In the Masters thesis I researched various approaches to perform variable selection and prediction in the case of high-dimensional and unbalanced data, that is when we have a lot of variables (dimensions) and we have different class frequencies in the data (for classification). Such a scenario arises for ex. when dealing with gene expression data, also common in such cases is a very small sample size. The goal is to identify the important variables from the data, i.e. variables which are truly associated with the outcome and to assign a class-membership for new samples for which the class is unknown.

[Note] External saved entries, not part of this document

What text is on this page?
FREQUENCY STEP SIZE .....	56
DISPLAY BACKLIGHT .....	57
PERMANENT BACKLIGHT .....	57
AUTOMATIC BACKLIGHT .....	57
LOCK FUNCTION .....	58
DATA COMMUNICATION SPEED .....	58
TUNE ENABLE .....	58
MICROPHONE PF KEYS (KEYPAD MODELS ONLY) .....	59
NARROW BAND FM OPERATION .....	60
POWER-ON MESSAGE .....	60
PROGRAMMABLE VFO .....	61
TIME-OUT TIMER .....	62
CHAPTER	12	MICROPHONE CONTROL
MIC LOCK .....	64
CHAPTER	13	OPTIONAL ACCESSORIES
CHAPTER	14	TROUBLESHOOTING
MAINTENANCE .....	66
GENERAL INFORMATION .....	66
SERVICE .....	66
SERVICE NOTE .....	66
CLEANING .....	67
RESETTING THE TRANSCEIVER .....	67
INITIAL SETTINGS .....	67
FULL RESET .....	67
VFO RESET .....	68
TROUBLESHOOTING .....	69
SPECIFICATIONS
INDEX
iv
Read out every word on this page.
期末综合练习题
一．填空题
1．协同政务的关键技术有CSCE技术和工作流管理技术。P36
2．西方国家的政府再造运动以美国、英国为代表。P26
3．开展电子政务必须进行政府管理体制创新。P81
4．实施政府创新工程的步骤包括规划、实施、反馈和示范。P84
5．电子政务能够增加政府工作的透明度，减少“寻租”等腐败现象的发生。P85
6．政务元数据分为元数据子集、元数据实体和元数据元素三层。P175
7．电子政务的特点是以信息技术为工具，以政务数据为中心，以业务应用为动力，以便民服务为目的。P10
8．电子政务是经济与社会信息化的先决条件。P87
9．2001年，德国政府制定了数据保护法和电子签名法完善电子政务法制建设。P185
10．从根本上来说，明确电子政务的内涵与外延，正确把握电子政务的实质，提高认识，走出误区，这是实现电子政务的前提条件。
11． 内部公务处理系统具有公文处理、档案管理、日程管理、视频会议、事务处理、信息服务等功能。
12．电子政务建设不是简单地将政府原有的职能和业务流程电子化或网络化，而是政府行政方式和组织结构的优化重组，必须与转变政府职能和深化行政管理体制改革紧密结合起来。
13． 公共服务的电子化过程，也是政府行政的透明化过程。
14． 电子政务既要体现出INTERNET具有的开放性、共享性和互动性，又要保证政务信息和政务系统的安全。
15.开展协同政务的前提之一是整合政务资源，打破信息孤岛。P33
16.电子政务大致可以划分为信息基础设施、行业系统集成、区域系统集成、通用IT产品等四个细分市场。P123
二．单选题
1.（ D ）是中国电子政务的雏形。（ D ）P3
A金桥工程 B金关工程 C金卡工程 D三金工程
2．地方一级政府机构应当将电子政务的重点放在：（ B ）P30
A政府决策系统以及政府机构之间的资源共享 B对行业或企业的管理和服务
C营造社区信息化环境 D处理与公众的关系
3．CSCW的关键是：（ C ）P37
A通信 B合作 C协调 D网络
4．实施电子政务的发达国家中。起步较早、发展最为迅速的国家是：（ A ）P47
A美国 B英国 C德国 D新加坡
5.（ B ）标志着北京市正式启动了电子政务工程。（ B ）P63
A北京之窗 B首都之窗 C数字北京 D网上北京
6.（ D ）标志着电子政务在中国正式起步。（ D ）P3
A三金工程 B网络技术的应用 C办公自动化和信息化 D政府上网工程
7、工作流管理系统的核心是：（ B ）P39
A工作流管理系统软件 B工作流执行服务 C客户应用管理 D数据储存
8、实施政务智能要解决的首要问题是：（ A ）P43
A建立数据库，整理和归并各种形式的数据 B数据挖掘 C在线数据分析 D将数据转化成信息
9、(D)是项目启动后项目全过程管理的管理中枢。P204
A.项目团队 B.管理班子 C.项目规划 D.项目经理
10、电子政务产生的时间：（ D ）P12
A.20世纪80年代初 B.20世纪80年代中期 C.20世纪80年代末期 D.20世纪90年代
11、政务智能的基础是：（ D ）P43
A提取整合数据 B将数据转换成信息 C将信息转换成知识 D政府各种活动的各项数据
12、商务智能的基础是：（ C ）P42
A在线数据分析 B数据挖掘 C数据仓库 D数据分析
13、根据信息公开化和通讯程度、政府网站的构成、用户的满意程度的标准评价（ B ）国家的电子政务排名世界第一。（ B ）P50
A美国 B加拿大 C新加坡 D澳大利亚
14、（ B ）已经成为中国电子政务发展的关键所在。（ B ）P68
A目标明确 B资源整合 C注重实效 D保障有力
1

In my work I focused on random forests, more specifically on decision trees in combination with bootstrapping or boosting. Because random forests do not perform variable selection by default I suggested a couple of approaches how we could achieve this in the context of the existing models. Additionally I verified whether rebuilding a model using the selected variables improves the predictive ability of the final model.
I also researched two main approaches of predicting new cases with unbalanced data. Most methods do not work well with such data because of the commonly used improper scoring rules and unadjusted loss functions. I presented a couple of proper scoring rules and showed their advantages. I chose one scoring rule which is used with such data and I compared the results with other methods which use improper scoring rules.
To evaluate all the approaches / models I performed a simulation where I generated high-dimensional unbalanced data in structure similar to gene expression data. Due to a very large computational burden, I chose only one combination of parameters for the simulation, which was difficult enough for the purpose of class-prediction. The data was generated with high between variable correlations in a block structure. All the models were also evaluated on real data from DNA microarrays.
The results show that my proposed methods for variable selection select far fewer uninformative variables in comparison with the other methods, they also choose far fewer variables in total. Using proper scoring rules and an adjusted loss function I managed to improve the results compared to most other methods.